Schreier Foley J, Banovetz Mark T, Rodriguez Ariel N, LaPrade Robert F
Twin Cities Orthopedics, Edina-Crosstown, 4010 W 65th St, Edina, MN, 55435 U.S.A.
University of North Dakota School of Medicine and Health Sciences, 1301 N Columbia Rd, Grand Forks, ND 58203 U.S.A.
Arch Bone Jt Surg. 2021 Nov;9(6):607-617. doi: 10.22038/ABJS.2021.59467.2946.
The posterior cruciate ligament (PCL) is the primary stabilizer to posterior tibial translation of the knee. PCL injuries classically occur as the result of a posteriorly directed force against the anterior part of the tibia. They frequently occur as multiligament injuries or with concomitant cartilage or meniscal injuries. The posterior drawer test is highly sensitive and specific for PCL injuries. Posterior stress radiography is critical for objective assessment of posterior tibial translation and grading of PCL injuries. Grade I and II injuries may be treated nonoperatively, but in general isolated grade III injuries and multiligament injuries require surgical intervention due to the inevitable development of osteoarthritis. Anatomical and biomechanical studies have led to the development of an anatomic double-bundle reconstruction, which has been reported in clinical outcome studies to result in better functional and objective outcomes than single-bundle reconstructions. This article focuses on the clinically and surgically relevant anatomy and biomechanics of the PCL, diagnosis and treatment of PCL injuries, and a description of the anatomic double-bundle PCL reconstruction technique.

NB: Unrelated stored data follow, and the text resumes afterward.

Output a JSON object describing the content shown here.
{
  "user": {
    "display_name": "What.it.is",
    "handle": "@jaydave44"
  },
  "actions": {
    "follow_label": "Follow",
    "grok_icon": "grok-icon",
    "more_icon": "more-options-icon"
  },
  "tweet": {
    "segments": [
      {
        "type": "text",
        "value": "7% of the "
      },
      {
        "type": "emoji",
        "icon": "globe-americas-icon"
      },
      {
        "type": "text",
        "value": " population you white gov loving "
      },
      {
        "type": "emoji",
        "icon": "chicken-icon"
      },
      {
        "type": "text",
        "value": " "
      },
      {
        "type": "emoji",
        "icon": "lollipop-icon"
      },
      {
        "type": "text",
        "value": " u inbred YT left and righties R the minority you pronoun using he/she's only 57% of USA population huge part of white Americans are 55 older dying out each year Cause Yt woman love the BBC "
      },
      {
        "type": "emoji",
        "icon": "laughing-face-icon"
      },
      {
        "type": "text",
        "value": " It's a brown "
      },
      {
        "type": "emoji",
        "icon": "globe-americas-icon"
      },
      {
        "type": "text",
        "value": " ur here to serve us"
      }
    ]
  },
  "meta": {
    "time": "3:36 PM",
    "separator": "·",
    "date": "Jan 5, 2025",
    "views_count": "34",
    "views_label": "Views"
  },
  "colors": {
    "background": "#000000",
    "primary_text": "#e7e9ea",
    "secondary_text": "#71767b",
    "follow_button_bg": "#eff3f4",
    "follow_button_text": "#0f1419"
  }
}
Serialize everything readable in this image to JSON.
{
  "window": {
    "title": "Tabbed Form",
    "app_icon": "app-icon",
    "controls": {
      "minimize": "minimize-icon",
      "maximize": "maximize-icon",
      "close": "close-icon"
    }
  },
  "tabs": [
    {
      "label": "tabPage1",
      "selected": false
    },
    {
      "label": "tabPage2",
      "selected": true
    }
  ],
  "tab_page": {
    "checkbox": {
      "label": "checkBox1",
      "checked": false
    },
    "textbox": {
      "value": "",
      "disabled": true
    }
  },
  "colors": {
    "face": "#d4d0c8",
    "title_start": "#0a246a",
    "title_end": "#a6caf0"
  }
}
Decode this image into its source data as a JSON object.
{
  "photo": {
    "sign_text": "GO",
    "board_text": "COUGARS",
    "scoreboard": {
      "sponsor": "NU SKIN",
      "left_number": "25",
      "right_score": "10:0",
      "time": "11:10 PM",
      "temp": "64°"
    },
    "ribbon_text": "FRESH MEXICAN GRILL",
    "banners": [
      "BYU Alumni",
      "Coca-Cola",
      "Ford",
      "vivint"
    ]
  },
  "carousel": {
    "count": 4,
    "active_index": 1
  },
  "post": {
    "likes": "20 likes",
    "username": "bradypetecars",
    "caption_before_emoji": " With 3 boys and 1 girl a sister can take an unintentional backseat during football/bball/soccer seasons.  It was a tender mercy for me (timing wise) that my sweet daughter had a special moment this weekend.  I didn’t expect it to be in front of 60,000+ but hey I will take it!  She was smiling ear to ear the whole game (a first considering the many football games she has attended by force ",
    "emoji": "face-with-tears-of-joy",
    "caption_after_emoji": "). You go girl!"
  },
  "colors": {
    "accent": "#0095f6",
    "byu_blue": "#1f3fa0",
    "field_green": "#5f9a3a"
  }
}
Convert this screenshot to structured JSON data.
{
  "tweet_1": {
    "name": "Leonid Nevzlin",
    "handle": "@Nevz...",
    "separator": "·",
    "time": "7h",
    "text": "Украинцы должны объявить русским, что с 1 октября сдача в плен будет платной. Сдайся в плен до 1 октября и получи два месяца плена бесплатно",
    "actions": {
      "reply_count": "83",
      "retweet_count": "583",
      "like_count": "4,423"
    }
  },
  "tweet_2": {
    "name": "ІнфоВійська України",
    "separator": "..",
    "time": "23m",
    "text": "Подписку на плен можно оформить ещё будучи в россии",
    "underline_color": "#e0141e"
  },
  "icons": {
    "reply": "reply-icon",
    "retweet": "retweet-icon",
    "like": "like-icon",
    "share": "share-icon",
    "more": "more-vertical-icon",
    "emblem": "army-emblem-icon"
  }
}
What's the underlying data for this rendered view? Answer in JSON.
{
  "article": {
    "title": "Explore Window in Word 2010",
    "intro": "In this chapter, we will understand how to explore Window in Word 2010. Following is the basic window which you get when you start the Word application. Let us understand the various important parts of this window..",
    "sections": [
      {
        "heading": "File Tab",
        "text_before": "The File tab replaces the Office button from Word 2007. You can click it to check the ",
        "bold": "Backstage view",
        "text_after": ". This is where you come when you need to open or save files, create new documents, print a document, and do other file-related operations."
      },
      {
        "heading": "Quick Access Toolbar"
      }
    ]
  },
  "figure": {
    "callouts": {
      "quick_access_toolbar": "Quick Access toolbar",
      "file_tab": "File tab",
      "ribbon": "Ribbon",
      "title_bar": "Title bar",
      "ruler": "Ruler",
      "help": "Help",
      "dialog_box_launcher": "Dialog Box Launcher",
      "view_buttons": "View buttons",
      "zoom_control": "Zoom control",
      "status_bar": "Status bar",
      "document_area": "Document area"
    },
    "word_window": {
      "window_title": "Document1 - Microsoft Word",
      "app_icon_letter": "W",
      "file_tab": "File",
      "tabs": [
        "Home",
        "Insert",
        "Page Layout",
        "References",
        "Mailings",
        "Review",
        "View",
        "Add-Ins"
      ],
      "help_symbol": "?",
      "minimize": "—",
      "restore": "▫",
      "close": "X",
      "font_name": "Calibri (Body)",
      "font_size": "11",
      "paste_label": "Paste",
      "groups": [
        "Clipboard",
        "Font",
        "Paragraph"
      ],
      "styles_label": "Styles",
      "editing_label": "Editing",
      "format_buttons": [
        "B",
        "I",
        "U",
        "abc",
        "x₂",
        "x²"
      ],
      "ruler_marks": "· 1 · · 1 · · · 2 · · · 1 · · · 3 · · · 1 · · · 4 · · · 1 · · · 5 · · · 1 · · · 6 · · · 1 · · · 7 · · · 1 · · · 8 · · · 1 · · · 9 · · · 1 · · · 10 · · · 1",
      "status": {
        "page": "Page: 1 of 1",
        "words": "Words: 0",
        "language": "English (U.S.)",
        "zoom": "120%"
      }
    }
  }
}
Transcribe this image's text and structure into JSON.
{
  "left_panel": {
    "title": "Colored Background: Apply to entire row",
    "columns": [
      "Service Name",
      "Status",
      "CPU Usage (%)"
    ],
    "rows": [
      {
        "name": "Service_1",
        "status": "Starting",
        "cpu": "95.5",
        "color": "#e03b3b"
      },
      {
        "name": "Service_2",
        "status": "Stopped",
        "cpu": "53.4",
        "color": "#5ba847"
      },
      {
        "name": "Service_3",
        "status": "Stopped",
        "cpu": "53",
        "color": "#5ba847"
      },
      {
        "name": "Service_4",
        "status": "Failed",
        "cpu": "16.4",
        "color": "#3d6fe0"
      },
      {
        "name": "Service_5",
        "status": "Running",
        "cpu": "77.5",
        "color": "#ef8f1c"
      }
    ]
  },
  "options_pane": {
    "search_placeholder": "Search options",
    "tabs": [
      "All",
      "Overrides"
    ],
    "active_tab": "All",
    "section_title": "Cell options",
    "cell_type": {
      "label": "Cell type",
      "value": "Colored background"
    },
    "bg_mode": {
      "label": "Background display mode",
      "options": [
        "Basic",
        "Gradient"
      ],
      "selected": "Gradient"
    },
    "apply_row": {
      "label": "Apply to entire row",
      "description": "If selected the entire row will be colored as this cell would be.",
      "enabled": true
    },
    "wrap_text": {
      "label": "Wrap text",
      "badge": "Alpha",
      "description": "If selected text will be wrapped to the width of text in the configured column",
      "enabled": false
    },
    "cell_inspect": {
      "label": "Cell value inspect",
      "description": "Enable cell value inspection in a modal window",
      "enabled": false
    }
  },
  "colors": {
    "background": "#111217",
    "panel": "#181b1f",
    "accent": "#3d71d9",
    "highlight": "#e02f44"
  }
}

后交叉韧带(PCL)是膝关节胫骨后移的主要稳定结构。PCL损伤通常是由于胫骨前部受到向后的作用力所致。它们常作为多韧带损伤或伴有软骨或半月板损伤出现。后抽屉试验对PCL损伤具有高度敏感性和特异性。后应力放射成像对于客观评估胫骨后移和PCL损伤分级至关重要。I级和II级损伤可采用非手术治疗,但一般来说,孤立的III级损伤和多韧带损伤由于不可避免地会发展为骨关节炎,需要手术干预。解剖学和生物力学研究促使了解剖双束重建技术的发展,临床结果研究报告显示,与单束重建相比,该技术能带来更好的功能和客观结果。本文重点介绍PCL在临床和手术方面相关的解剖学和生物力学、PCL损伤的诊断与治疗,以及解剖双束PCL重建技术的描述。